Uno dei casi più tragici legati al Wendigo e alla sua ‘capacità’ di influenzare la mente umana si verificò nell’inverno del 1879 quando Swift Runner, un nativo americano, uccise e mangiò tutta la sua famiglia. Secondo Animal Planet, Swift Runner ha affermato di essere posseduto da uno ‘spirito del vento’ che lo ha portato a commettere gli omicidi. Tuttavia, Runner è stato impiccato per il suo crimine.

Nel corso degli anni, non sono mancate altre storie simili tra abitanti di diverse comunità che si estendevano dal Quebec settentrionale alle Montagne Rocciose. L’isolamento da neve e fame sono in grado di far perdere a un uomo il senso della realtà e l’autocontrollo per commettere questo tipo di crimini.

Il Wendigo in letteratura

Foto Wendigo

Questa creatura del folklore degli antichi abitanti del Nord America è stata fonte di ispirazione nella letteratura horror.

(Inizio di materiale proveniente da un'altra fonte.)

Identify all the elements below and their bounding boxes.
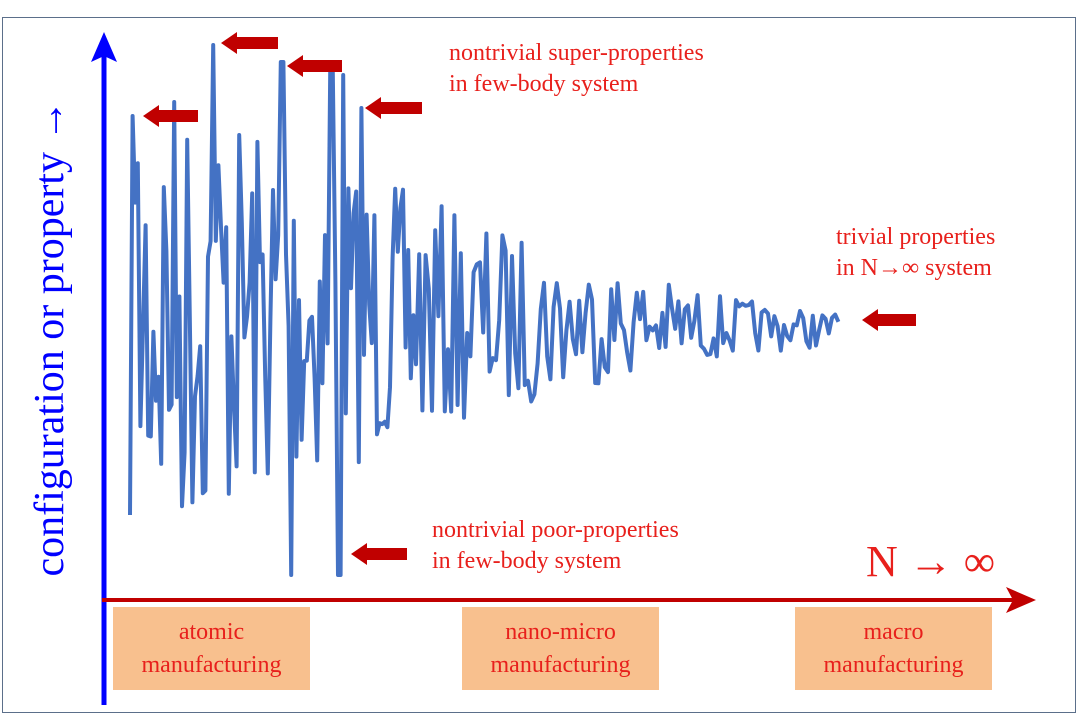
category-macro: macro manufacturing	[795, 607, 992, 690]
annotation-trivial-properties: trivial properties in N→∞ system	[836, 222, 995, 284]
annotation-line: nontrivial poor-properties	[432, 517, 679, 543]
y-axis-label: configuration or property →	[27, 99, 73, 577]
x-axis-label: N → ∞	[866, 537, 996, 586]
annotation-super-properties: nontrivial super-properties in few-body …	[449, 38, 704, 100]
x-axis-arrowhead	[1006, 587, 1036, 613]
diagram-frame	[2, 17, 1076, 713]
annotation-line: in few-body system	[449, 71, 639, 97]
left-arrow-icon	[365, 97, 422, 119]
signal-line	[128, 43, 841, 577]
annotation-poor-properties: nontrivial poor-properties in few-body s…	[432, 515, 679, 577]
category-label: nano-micro	[505, 618, 616, 645]
annotation-line: in N→∞ system	[836, 255, 992, 281]
annotation-line: nontrivial super-properties	[449, 40, 704, 66]
left-arrow-icon	[287, 55, 342, 77]
category-label: atomic	[178, 618, 245, 645]
left-arrow-icon	[862, 309, 916, 331]
category-label: macro	[863, 618, 924, 645]
y-axis-arrowhead	[91, 32, 117, 62]
category-label: manufacturing	[141, 651, 282, 678]
annotation-line: in few-body system	[432, 548, 622, 574]
category-atomic: atomic manufacturing	[113, 607, 310, 690]
category-label: manufacturing	[823, 651, 964, 678]
annotation-line: trivial properties	[836, 224, 996, 250]
left-arrow-icon	[221, 32, 278, 54]
category-label: manufacturing	[490, 651, 631, 678]
category-nano-micro: nano-micro manufacturing	[462, 607, 659, 690]
left-arrow-icon	[351, 543, 407, 565]
left-arrow-icon	[143, 105, 198, 127]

Forse la storia più famosa a questo proposito è la storia di Algernon Blackwood ‘The Wendigo’.

Stephen King riprende questo essere anche nel suo romanzo Pet Cemetery, in cui un padre di famiglia entra nelle foreste dominate dall’antico Wendigo.

L’autore inglese Adam Nevill nella sua opera The Ritual ci parla di una creatura mitologica molto simile al Wendigo, sebbene lo collochi nelle foreste del Circolo Polare Artico Scandinavo.

In Christmas Night o El Wendigo (2017), lo scrittore spagnolo Javier Torras de Ugarte fa riferimento anche a questa terrificante creatura in una storia ispirata al già citato lavoro di Algernon Blackwood.

Un altro significato al termine Wendigo

Secondo il libro Rewriting Apocalypse in Canadian Fiction, le storie di wendigos erano considerate all’epoca come un”illustrazione’ della natura violenta e primitiva degli stessi popoli che le raccontavano, secondo la visione dei coloni europei che arrivarono nel Nord America.

Ma ironia della sorte, queste storie possono effettivamente rappresentare la risposta delle popolazioni indigene all’orribile violenza subita dai colonizzatori. In effetti, molti antropologi ritengono che il concetto di wendigo si sia sviluppato dopo che i nativi hanno avuto contatti con gli europei.

Compirono massacri e altri atti violenti per espropriare i nativi originari delle loro terre. In questo modo sono riusciti ad allargare il loro cuore ea conquistare gran parte delle aree che oggi conosciamo come Canada e Stati Uniti.